Re: Slight mod to service model

Mike:
  Composition is not what I intended. That notwithstanding, we do need 
to take composition, MEPs etc into account.
  The core idea is that a message signals a significant event in the 
execution of a task; however, the message is not the *same* as the 
task, nor does it represent the task in all cases (my mistake).
  It *is* the key entry point for choreography though: if you view 
choreography as the organization of tasks by messages.
  We could easily elaborate on this further I think.
Frank

On Jan 9, 2004, at 6:28 AM, Champion, Mike wrote:

>
>
>
>> -----Original Message-----
>> From: Mario Jeckle [mailto:mario@jeckle.de]
>> Sent: Friday, January 09, 2004 2:05 AM
>> To: Francis McCabe
>> Cc: www-ws-arch@w3.org
>> Subject: Re: Slight mod to service model
>>
>>
>> -----BEGIN PGP SIGNED MESSAGE-----
>> Hash: SHA1
>>
>>
>> | 1.    The relationship between a message and task is one of
>> | choreography.
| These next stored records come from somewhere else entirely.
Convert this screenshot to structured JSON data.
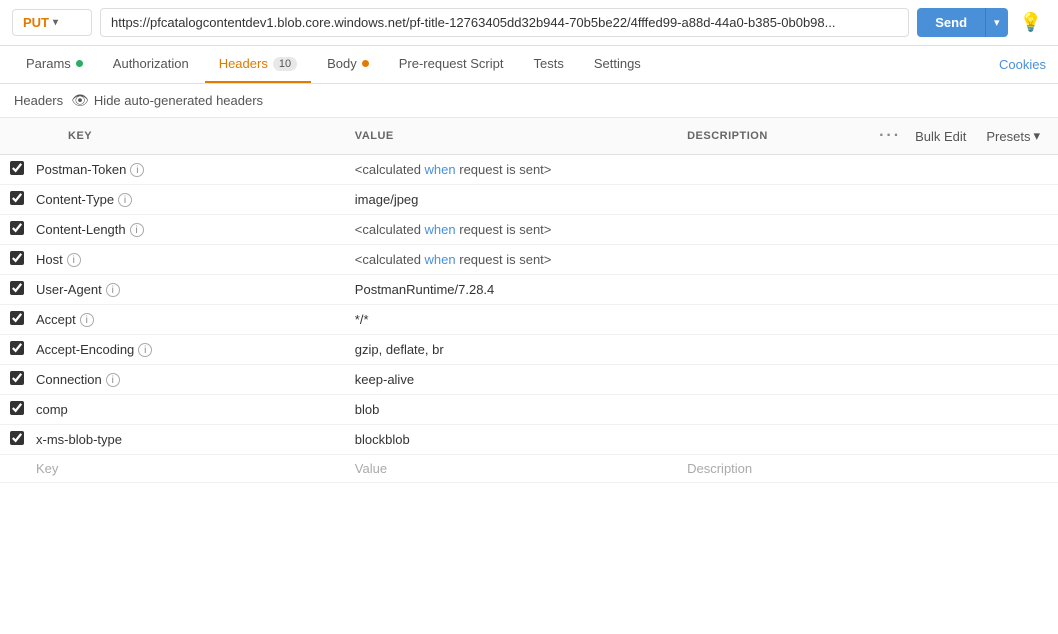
{
  "topbar": {
    "method": "PUT",
    "url": "https://pfcatalogcontentdev1.blob.core.windows.net/pf-title-12763405dd32b944-70b5be22/4fffed99-a88d-44a0-b385-0b0b98...",
    "send_label": "Send",
    "send_dropdown_icon": "▾",
    "settings_icon": "💡"
  },
  "tabs": [
    {
      "id": "params",
      "label": "Params",
      "dot": "green",
      "active": false
    },
    {
      "id": "authorization",
      "label": "Authorization",
      "dot": null,
      "active": false
    },
    {
      "id": "headers",
      "label": "Headers",
      "badge": "10",
      "dot": null,
      "active": true
    },
    {
      "id": "body",
      "label": "Body",
      "dot": "orange",
      "active": false
    },
    {
      "id": "prerequest",
      "label": "Pre-request Script",
      "dot": null,
      "active": false
    },
    {
      "id": "tests",
      "label": "Tests",
      "dot": null,
      "active": false
    },
    {
      "id": "settings",
      "label": "Settings",
      "dot": null,
      "active": false
    }
  ],
  "cookies_label": "Cookies",
  "subheader": {
    "title": "Headers",
    "hide_auto_label": "Hide auto-generated headers"
  },
  "table": {
    "columns": {
      "key": "KEY",
      "value": "VALUE",
      "description": "DESCRIPTION",
      "bulk_edit": "Bulk Edit",
      "presets": "Presets"
    },
    "rows": [
      {
        "checked": true,
        "key": "Postman-Token",
        "has_info": true,
        "value_type": "calculated",
        "value": "<calculated when request is sent>",
        "value_when": "when",
        "description": ""
      },
      {
        "checked": true,
        "key": "Content-Type",
        "has_info": true,
        "value_type": "plain",
        "value": "image/jpeg",
        "description": ""
      },
      {
        "checked": true,
        "key": "Content-Length",
        "has_info": true,
        "value_type": "calculated",
        "value": "<calculated when request is sent>",
        "description": ""
      },
      {
        "checked": true,
        "key": "Host",
        "has_info": true,
        "value_type": "calculated",
        "value": "<calculated when request is sent>",
        "description": ""
      },
      {
        "checked": true,
        "key": "User-Agent",
        "has_info": true,
        "value_type": "plain",
        "value": "PostmanRuntime/7.28.4",
        "description": ""
      },
      {
        "checked": true,
        "key": "Accept",
        "has_info": true,
        "value_type": "plain",
        "value": "*/*",
        "description": ""
      },
      {
        "checked": true,
        "key": "Accept-Encoding",
        "has_info": true,
        "value_type": "plain",
        "value": "gzip, deflate, br",
        "description": ""
      },
      {
        "checked": true,
        "key": "Connection",
        "has_info": true,
        "value_type": "plain",
        "value": "keep-alive",
        "description": ""
      },
      {
        "checked": true,
        "key": "comp",
        "has_info": false,
        "value_type": "plain",
        "value": "blob",
        "description": ""
      },
      {
        "checked": true,
        "key": "x-ms-blob-type",
        "has_info": false,
        "value_type": "plain",
        "value": "blockblob",
        "description": ""
      }
    ],
    "placeholder": {
      "key": "Key",
      "value": "Value",
      "description": "Description"
    }
  }
}
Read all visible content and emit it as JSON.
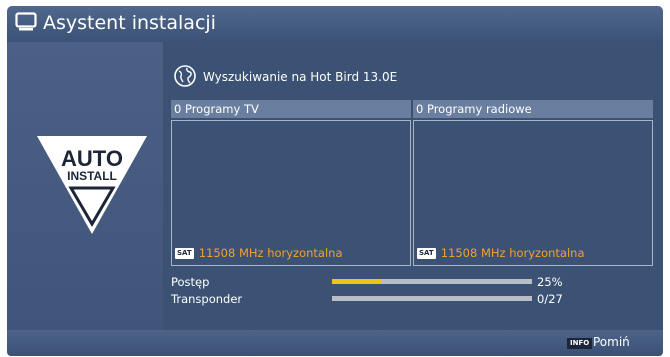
{
  "header": {
    "title": "Asystent instalacji"
  },
  "logo": {
    "line1": "AUTO",
    "line2": "INSTALL"
  },
  "scan": {
    "title": "Wyszukiwanie na Hot Bird 13.0E",
    "tv_column": {
      "header": "0 Programy TV",
      "frequency": "11508 MHz horyzontalna"
    },
    "radio_column": {
      "header": "0 Programy radiowe",
      "frequency": "11508 MHz horyzontalna"
    },
    "sat_badge": "SAT",
    "progress": {
      "label": "Postęp",
      "value_text": "25%",
      "fraction": 0.25
    },
    "transponder": {
      "label": "Transponder",
      "value_text": "0/27",
      "fraction": 0
    }
  },
  "footer": {
    "info_key": "INFO",
    "skip_label": "Pomiń"
  },
  "colors": {
    "accent": "#f0a030",
    "bar_fill": "#f0c020",
    "background": "#3b5275"
  }
}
The idea is that messages denote significant
>> events in
>> | the choreography of tasks. Anyone with a better suggestion
>> would be welcomed.
>>
>> Perhaps, the following could work.
>> Introduce a new node titled choreography. This node has a
>> relationship to message named "orchestrates" (alternatively:
>> "consists of", but I would prefer the first one).
>> This will express that a cheoreography is a separate entity
>> within the service model.
>
> Would "composition" be a better term than "orchestration" or 
> "choreography"?
> We want something that can cover MEPs, orchestration (tasks 
> implemented by
> multiple service invocations controlled by a single agent) and 
> choregraphy
> (tasks implemented by multiple service invocations that are not 
> controlled
> by a single agent), right?
>
> I think this is in the spirit of "composite" WS applications as 
> described by
> CAF 
> (http://www.webservices.org/index.php/article/articleview/1297/1/24/).
> Isn't the result of a "composition" a "composite"?